We also attended an hour long discussion with Dr. Zezeum and Dr. Mark Sulkowski and the name of that discussion was Current and New Therapies for HCV. At that discussion and again, at the evening discussion with the doctors mentioned above who did the Treatment Challenges Discussion,  they discussed why the PI's will not work for null responders. Whoever mentioned that there have been no trials with Telaprevir in previous non-responders/relapsers, I believe you are correct. If we understand this correctly, the doctors are making these statements based on the fact that hep C is made up of wild type virus and mutant virus. The wild type is the main and much larger number of virons and the mutant type is the type that if, as Dr Shiffman mentioned, your interferon switch is broken, will not be gotten rid of by interferon. Protease does not affect the mutant type at all. So if you are a non-responder, and it is due to being interferon resistant, or having a "broken switch" any other drug that MUST be paired with interferon will not work.

That is the best I can remember and I double checked with the person who attended with me, and this is what she remembers also.

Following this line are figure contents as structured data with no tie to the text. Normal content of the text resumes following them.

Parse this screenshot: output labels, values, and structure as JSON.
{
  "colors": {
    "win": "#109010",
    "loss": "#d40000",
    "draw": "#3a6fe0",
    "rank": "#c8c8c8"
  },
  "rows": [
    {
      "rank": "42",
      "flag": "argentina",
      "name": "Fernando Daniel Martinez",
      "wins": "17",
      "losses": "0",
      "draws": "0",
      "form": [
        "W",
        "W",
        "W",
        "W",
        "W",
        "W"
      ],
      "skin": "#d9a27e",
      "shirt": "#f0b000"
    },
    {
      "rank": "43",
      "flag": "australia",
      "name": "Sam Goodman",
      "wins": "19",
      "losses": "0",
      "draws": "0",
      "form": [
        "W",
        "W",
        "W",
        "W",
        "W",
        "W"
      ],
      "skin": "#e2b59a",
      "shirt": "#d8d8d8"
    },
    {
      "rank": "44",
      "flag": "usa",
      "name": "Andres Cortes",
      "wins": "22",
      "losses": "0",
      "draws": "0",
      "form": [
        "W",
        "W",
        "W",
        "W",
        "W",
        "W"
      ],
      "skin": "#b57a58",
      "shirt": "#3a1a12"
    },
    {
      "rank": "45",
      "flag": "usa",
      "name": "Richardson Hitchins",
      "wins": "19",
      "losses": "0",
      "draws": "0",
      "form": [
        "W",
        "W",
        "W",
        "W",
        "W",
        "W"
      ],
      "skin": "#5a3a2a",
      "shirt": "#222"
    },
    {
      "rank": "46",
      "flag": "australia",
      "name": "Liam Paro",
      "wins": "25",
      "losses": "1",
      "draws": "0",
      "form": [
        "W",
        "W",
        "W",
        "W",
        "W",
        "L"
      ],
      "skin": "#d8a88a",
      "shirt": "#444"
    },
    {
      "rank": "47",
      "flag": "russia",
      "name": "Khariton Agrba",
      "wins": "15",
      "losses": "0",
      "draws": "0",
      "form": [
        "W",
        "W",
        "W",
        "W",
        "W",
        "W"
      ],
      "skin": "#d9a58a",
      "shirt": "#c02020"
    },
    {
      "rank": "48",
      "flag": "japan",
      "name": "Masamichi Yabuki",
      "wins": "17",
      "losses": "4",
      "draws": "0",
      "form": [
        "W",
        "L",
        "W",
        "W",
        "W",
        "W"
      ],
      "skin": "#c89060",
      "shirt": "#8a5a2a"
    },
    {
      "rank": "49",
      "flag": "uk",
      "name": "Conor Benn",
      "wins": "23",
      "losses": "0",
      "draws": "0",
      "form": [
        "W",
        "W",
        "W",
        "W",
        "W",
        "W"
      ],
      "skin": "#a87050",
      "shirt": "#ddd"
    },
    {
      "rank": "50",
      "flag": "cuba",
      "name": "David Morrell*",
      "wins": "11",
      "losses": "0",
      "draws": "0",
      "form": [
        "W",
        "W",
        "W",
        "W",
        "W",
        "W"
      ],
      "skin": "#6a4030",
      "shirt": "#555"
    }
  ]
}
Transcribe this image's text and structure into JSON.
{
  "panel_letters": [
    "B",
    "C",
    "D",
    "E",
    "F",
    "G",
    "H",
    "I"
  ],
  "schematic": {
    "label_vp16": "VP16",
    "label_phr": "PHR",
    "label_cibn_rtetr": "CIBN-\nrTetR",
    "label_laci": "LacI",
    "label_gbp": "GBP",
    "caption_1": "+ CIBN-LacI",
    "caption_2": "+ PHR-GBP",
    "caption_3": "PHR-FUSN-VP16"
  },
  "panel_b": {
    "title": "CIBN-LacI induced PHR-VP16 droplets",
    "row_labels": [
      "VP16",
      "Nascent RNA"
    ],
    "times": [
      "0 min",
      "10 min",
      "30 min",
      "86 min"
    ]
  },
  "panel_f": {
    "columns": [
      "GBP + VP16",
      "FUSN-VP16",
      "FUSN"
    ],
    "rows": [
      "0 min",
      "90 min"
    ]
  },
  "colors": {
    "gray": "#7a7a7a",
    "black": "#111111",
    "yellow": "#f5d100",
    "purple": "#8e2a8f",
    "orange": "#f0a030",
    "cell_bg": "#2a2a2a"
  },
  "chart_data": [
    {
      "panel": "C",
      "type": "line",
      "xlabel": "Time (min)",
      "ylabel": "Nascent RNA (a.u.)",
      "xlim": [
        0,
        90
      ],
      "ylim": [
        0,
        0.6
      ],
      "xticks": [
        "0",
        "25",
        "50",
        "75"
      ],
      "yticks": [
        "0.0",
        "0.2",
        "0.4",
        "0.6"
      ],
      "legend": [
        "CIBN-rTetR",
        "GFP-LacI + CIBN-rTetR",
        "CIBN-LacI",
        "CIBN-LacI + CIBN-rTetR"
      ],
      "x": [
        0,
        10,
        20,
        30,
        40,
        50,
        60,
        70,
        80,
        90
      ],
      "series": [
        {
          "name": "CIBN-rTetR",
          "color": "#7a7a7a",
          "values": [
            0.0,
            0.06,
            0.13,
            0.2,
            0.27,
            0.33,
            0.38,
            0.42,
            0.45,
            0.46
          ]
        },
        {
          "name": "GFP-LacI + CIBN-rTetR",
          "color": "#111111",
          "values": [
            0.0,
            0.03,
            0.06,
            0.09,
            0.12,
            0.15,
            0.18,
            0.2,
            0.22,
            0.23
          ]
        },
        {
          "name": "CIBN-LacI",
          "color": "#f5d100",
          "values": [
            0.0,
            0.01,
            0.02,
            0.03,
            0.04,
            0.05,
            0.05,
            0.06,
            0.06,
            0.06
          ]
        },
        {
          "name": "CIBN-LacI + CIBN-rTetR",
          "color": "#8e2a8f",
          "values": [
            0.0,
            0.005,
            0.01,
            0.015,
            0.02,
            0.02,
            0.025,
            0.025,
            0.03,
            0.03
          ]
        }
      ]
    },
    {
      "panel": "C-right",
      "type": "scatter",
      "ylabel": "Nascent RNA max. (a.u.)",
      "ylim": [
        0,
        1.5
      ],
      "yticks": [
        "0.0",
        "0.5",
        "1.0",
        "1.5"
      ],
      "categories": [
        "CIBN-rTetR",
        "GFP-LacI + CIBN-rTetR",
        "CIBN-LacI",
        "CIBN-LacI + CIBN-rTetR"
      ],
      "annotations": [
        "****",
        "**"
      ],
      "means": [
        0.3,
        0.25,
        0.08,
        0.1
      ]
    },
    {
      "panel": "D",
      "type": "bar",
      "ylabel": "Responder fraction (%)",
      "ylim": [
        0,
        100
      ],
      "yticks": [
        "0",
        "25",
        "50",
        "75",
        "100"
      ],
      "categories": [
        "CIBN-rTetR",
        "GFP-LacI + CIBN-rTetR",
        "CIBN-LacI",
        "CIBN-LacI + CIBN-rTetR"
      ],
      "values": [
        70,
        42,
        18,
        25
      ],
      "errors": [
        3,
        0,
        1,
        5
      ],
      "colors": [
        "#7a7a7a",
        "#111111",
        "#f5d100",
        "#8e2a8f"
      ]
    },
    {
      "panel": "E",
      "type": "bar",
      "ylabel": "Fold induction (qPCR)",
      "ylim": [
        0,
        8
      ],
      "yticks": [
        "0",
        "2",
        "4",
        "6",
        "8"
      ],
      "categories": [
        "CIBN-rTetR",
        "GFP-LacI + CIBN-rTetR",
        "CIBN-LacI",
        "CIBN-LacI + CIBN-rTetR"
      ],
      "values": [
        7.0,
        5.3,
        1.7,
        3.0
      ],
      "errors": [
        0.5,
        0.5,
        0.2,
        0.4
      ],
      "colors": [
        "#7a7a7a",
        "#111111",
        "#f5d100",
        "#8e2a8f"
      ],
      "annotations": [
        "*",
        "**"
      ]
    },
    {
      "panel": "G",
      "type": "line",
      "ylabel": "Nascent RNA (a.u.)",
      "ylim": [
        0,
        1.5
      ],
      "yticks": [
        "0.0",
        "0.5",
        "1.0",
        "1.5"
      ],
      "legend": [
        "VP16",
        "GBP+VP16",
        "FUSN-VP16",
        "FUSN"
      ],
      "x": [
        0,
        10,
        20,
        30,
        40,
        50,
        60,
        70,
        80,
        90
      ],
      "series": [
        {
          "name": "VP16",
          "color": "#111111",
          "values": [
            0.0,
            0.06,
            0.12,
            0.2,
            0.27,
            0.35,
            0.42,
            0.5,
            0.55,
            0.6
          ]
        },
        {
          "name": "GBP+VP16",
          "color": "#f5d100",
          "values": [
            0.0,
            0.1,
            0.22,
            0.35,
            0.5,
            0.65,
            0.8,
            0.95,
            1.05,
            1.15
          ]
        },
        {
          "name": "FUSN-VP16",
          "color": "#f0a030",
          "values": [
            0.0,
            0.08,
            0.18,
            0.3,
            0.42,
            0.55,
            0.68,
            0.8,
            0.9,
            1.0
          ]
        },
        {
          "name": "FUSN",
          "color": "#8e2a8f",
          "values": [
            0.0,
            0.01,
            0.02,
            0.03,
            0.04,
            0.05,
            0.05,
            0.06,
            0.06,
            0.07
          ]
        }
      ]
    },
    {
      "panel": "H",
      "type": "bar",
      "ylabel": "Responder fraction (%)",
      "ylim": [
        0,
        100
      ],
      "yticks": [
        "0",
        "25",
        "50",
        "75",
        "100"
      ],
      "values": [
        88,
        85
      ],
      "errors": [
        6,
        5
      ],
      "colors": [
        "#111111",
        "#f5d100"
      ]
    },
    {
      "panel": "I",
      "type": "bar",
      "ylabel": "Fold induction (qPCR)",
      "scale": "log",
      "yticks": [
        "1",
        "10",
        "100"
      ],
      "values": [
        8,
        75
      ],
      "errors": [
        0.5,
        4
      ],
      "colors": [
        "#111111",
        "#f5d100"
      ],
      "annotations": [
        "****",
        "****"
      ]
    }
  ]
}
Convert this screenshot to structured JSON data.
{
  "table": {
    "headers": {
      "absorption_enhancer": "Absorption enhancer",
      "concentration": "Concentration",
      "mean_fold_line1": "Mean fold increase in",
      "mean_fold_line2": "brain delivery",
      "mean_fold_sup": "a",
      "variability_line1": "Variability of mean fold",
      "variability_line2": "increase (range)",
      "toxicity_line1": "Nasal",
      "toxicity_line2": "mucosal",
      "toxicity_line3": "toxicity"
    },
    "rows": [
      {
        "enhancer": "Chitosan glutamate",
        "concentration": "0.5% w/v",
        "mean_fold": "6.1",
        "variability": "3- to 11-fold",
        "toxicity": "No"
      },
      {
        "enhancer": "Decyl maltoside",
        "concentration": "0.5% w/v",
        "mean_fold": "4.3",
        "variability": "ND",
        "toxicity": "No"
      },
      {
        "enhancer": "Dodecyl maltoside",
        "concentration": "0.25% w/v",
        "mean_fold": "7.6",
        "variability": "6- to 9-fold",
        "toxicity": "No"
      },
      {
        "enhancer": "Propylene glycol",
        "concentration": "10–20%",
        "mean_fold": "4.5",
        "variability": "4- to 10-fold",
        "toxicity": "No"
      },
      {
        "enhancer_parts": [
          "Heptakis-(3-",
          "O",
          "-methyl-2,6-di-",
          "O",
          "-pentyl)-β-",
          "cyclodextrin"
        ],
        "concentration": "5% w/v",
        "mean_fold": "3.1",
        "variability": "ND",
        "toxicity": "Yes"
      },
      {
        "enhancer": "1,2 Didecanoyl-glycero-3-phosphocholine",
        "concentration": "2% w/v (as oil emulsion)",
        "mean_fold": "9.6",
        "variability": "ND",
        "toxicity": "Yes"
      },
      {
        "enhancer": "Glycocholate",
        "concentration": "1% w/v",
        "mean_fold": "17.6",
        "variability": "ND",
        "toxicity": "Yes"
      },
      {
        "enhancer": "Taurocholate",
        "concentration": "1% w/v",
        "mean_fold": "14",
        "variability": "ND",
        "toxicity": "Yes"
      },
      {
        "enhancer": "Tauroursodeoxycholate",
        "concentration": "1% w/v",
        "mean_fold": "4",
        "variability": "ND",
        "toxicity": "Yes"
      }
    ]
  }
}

Miked, I agree that this has to be considered speculative at this point in time. However, my experience with these doctors, who I have been listening to lecture for many years, and in fact one or two of them make themselves available to me as advisors to my organization, has been that they have hit it on the head just about every time. It would be wonderful if they are wrong this time, but what's the chance?

Plus, we all know people who have been previous non-responders, and the ones I know who somehow  got in the trial and got in the arm that got all 3 meds, have  broken through after being originally undetected.That is not to say that some few previous non-responders won't respond because their lack of response to SOC may have been for other reasons than interferon resistance. I certainly hope that is the case with you guys here who are waiting for results.

I don't want to be the bearer of bad news. And, I would give almost anything to be wrong, but I promised on this board, and my own, that I would come back with the best information I could. I just wish it could have been different.

Miked, Miles and I are trying to get some decent information on Alinia.

Oh, something else really exciting to me. Last spring I found out about a study that was going on at Mayo for late stage people to reduce fibrosis...which is just as important as getting rid of the virus. They are using a simple ace inhibitor called Diovan (80mg) and it looks like it is working. I saw an abstract out of UMass (Dr. Ray Chung) who published results from a study they did with an ace inhibitor (didn't say which one) and with paired biopsies and insulin resistant people vs regular hep people, they got good reduction in fibrosis scores with no side effects in both sets of people. So it looks like there will be help for future non-responders to cut down on the amount of fibrosis.

thanks for your comment. Good luck to you in finishing up 24 weeks!
Ive been in a liitle state of confusion re the resistant issue.
just trying to understand it all.

best of luck to you!!

I had a viral breakthrough on my first treatment of PegIntron + Ribivirin.  Just finished 24 weeks on Prove 3.